Interesting article in today’s Inside Higher Ed – Open Courseware in the Liberal Arts. It details St. Michael’s College President John Neuhauser’s suggestion that his faculty should make use of freely available, open courseware. This, he believes, could increase quality and save time that could be better spent on other, higher-value activities.
First, the responses to the article:
Particularly interesting is the suggestion by one commentator that the use of open courseware should be avoided because it may lead to job loss for adjuncts. Frankly, if our value as academics is based on our providing content, our days are numbered anyway. A focus on helping students learn – using the best content available – is obviously in everyone’s interests. Particularly students.
Also interesting is the notion put forward by another commentator that students may soon bypass universities and learn independently. If universities were primarily about learning, they would have gone out of business with the emergence of mass market publishing. Credentials. Credentials. Credentials.
A third commentator suggested that this plan was an insult to St. Mike’s faculty; it implies that the faculty aren’t doing their job well. Hmmm. Should we worry more about the feelings of faculty members or using the best possible method for acquiring/building digital content?
The use of open courseware:
I think the President of St. Michaels is moving in the right direction. However, he may find the results – if he is actually able to move faculty to act on his suggestion – rather disappointing, at least in the short-term.
Among institutions that rely on individual faculty to create content, integrating open content may mildly increase the overall quality of digital content  – but I don’t think the time or cost-savings will be significant.
In terms of quality . . . the current model in traditional higher ed dramatically limits both the skills and investment brought to digital content development. Faculty are neither trained nor rewarded for this work, and the economics of content development limit the investment to what can be recouped by a single course. While the chance to select from a larger pool of content will likely raise the average quality of the materials used in a course, the bulk of open courseware is built according to the same (inappropriate) business model – so the advantages will be limited until the model is corrected.

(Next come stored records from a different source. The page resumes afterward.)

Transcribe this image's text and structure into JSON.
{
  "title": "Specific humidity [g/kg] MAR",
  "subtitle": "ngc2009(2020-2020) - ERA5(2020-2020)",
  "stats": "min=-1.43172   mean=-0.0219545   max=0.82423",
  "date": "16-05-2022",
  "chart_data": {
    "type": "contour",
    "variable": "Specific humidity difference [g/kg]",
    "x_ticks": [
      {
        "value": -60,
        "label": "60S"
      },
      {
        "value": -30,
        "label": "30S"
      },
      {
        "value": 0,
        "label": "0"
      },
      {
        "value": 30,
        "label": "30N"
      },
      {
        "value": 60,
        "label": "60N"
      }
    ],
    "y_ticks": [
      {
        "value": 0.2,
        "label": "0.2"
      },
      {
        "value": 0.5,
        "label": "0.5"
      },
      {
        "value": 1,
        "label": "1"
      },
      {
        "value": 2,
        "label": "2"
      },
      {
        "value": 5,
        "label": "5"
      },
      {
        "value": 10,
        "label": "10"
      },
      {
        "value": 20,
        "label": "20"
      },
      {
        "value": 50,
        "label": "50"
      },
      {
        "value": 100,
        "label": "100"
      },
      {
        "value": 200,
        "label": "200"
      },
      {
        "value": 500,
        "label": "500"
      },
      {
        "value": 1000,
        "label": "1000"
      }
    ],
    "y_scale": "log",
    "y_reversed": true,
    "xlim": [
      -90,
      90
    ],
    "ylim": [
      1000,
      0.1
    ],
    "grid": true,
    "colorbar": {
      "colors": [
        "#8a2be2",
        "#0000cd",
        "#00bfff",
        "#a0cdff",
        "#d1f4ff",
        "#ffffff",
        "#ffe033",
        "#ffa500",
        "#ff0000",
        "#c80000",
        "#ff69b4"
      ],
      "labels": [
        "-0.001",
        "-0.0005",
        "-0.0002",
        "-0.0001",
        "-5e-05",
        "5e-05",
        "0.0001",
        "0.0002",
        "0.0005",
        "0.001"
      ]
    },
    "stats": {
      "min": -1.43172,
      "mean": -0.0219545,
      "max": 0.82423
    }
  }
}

In terms of saving time/money . . . there’s little in place at the moment to make the process of finding and integrating third-party content simple or easy. Content management in higher education is not set up to facilitate nimble management of third-party content, and the more popular repositories of content are not yet sufficiently robust. In terms of cost savings . . . instructors are paid little for creating digital content, so there’s little savings to be had. And whatever is currently paid out for this service will be difficult to withhold given that the core responsibility of creating/gathering the digital content remains necessary. (There are, of course, staff costs that need to be considered, but these will be most relevant to the larger digital operations – for whom the problem of content quality is proportionally smaller.)